Roland Bornhofen, Prof. Dr. Udo Bühler
Rz. 1831
Nach allgemeiner Meinung müssen Rücktritts- oder sonstige Befreiungsgründe, wie z.B. Kündigungs-, Widerrufs- oder Anfechtungsrechte, in einer AGB-Klausel so bestimmt angegeben werden, dass der Vertragspartner ohne Schwierigkeiten feststellen kann, wann der Verwender sich vom Vertrag lösen darf. Das ist letztlich bereits Ausfluss des AGB-rechtlichen Transparenzgebotes. Hierzu bedarf es der Angabe eines sachlich gerechtfertigten Grundes für das Lösungsrecht. Nicht ausreichend ist, dass in der Klausel das Lösungsrecht lediglich abstrakt unter den Vorbehalt eines "sachlichen Grundes" gestellt wird, da der Vertragspartner nicht erkennen kann, wann ein solcher Grund vorliegt. Auch ein Rücktrittsvorbehalt für den Fall von "Betriebsstörungen jeder Art und sonstigen Umständen jeder Art" oder für den Fall, dass ein Rücktritt "notwendig" wird, ist zu unbestimmt und daher unwirksam. Ein in Allgemeinen Geschäftsbedingungen vereinbarter Rücktrittsgrund ist sachlich auch dann nicht gerechtfertigt, wenn er sich auf Umstände erstreckt, deren Vorliegen der Klauselverwender bei gebotener Sorgfalt schon vor dem Vertragsschluss hätte erkennen können.
Rz. 1832
Auch die Vereinbarung von sog. Selbstbelieferungsklauseln wird nach Maßgabe von § 308 Nr. 3 BGB geprüft, da diese dem Verwender ermöglichen, einseitig und unter Ausschluss des Vertragspartners die vertraglich geschuldete Leistung von einem Dritten zu beziehen und damit die Leistungsmöglichkeit des Vertragspartners zu vereiteln. Der Vorbehalt einer solchen Selbstbelieferung ist daher in AGB nur zulässig, wenn die Klausel die Voraussetzungen und die Gründe für einen solchen Vorbehalt konkret benennt (vgl. die Besonderheiten im unternehmerischen Verkehr, siehe hierzu Rdn 1840). In der Regel kann ein Selbstbelieferungsvorbehalt und die damit verbundene Leistungsfreiheit in AGB nur zulässigerweise vereinbart werden, wenn der Verwender – ohne dass er dies zu vertreten hat – von seinem Lieferanten vertragswidrig nicht beliefert wird, obwohl er mit diesem – in Bezug auf Umfang und Qualität – ein kongruentes Deckungsgeschäft abgeschlossen hatte. Der Vorbehalt muss jedoch in jedem Fall hinreichend klar formuliert werden (nicht ausreichend bspw.: "nicht rechtzeitige Belieferung durch Zulieferer"). Es muss zudem klar erkennbar sein, dass der Selbstbelieferungsvorbehalt nicht uneingeschränkt gilt, sondern auf eben dieses konkrete Deckungsgeschäfts bezogen sein muss.
Rz. 1833
Der Selbstbelieferungsvorbehalt ist zudem nur zulässig, wenn auch die zusätzlichen Anforderungen von § 308 Nr. 8 BGB, insbesondere die darin aufgeführten Informationspflichten, erfüllt sind (vgl. hierzu Rdn 1842).
Rz. 1834
Auch die in den §§ 323, 326 Abs. 4 und 346 BGB vorausgesetzten Erfordernisse einer schuldhaften Pflichtverletzung und einer erfolglosen Abmahnung vor Ausübung des Rücktrittsrechts dürfen nicht ohne sachlichen Grund mittels AGB übergangen werden.

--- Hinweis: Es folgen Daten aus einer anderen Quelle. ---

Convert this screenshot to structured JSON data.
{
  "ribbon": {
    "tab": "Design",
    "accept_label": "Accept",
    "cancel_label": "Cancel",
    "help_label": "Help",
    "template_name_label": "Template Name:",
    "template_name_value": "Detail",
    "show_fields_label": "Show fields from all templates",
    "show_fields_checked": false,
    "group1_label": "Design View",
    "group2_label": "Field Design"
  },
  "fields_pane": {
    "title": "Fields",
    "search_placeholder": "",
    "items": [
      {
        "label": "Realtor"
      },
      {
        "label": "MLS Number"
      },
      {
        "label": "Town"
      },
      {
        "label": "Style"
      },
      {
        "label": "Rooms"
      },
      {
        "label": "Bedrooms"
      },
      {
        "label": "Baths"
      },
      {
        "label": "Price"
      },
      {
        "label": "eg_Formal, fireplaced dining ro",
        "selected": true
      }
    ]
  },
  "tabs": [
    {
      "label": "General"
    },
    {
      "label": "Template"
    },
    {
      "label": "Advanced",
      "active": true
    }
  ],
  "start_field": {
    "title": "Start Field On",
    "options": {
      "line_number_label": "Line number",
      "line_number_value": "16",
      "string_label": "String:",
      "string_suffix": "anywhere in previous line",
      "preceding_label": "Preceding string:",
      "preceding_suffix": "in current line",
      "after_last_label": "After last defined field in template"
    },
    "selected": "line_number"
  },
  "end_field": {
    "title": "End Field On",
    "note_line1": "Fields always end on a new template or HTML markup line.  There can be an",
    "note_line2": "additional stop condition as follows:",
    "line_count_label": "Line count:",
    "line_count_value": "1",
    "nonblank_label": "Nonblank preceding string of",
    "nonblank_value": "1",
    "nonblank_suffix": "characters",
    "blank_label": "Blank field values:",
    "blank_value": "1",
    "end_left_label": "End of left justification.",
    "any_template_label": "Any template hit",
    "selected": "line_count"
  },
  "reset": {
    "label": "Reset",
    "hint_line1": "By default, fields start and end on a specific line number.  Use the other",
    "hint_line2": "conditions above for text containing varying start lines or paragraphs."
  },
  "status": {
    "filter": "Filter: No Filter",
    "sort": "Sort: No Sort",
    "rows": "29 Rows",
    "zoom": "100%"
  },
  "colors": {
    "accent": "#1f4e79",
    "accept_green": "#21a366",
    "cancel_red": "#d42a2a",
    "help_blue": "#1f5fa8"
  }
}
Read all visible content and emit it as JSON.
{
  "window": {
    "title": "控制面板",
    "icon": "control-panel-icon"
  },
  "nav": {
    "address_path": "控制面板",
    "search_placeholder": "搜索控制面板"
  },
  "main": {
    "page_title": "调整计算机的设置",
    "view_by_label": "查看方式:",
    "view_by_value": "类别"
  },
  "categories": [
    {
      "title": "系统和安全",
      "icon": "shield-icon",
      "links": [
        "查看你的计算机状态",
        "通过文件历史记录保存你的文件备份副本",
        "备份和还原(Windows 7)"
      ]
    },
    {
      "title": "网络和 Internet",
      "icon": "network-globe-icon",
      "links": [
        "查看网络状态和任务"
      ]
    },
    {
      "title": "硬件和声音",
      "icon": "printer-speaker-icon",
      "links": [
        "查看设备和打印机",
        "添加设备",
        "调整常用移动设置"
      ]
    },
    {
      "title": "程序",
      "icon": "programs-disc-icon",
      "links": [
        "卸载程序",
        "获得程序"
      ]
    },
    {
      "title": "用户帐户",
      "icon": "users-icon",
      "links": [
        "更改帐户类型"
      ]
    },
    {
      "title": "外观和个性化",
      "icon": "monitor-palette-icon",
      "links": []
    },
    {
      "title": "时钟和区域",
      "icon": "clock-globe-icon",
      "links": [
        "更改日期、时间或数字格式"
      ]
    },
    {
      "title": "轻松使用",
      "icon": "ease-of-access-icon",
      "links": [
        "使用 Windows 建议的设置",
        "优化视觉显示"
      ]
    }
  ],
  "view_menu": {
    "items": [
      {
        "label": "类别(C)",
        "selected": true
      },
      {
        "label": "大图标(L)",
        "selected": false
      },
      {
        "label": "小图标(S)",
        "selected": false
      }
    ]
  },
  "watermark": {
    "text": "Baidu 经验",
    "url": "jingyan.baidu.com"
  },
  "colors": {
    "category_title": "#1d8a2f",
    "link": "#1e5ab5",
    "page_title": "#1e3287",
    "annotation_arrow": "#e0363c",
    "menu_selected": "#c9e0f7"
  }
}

Unwirksam ist daher eine Klausel, die es einer Fluggesellschaft ermöglicht, "bei Nichtvorlage der Kreditkarte, mit der die Reise bezahlt wurde, dem Kunden den Antritt der Reise zu verweigern" und diesem lediglich die Möglichkeit einräumt, "in diesem Fall ein neues Ticket gegen Bargeld oder Vorlage einer anderen Karte vor Ort zu erwerben". Auch die Klausel, die vorsieht, dass der Verwender, "wenn der Käufer nach Ablauf einer ihm vom Verkäufer gesetzten angemessenen Frist die Abnahme verweigert oder vorher ausdrücklich erklärt, nicht abnehmen zu wollen, vom Vertrag zurücktreten und/oder Schadensersatz statt der Leistung verlangen kann", ist wegen Verstoßes gegen § 308 Nr. 3 BGB unwirksam.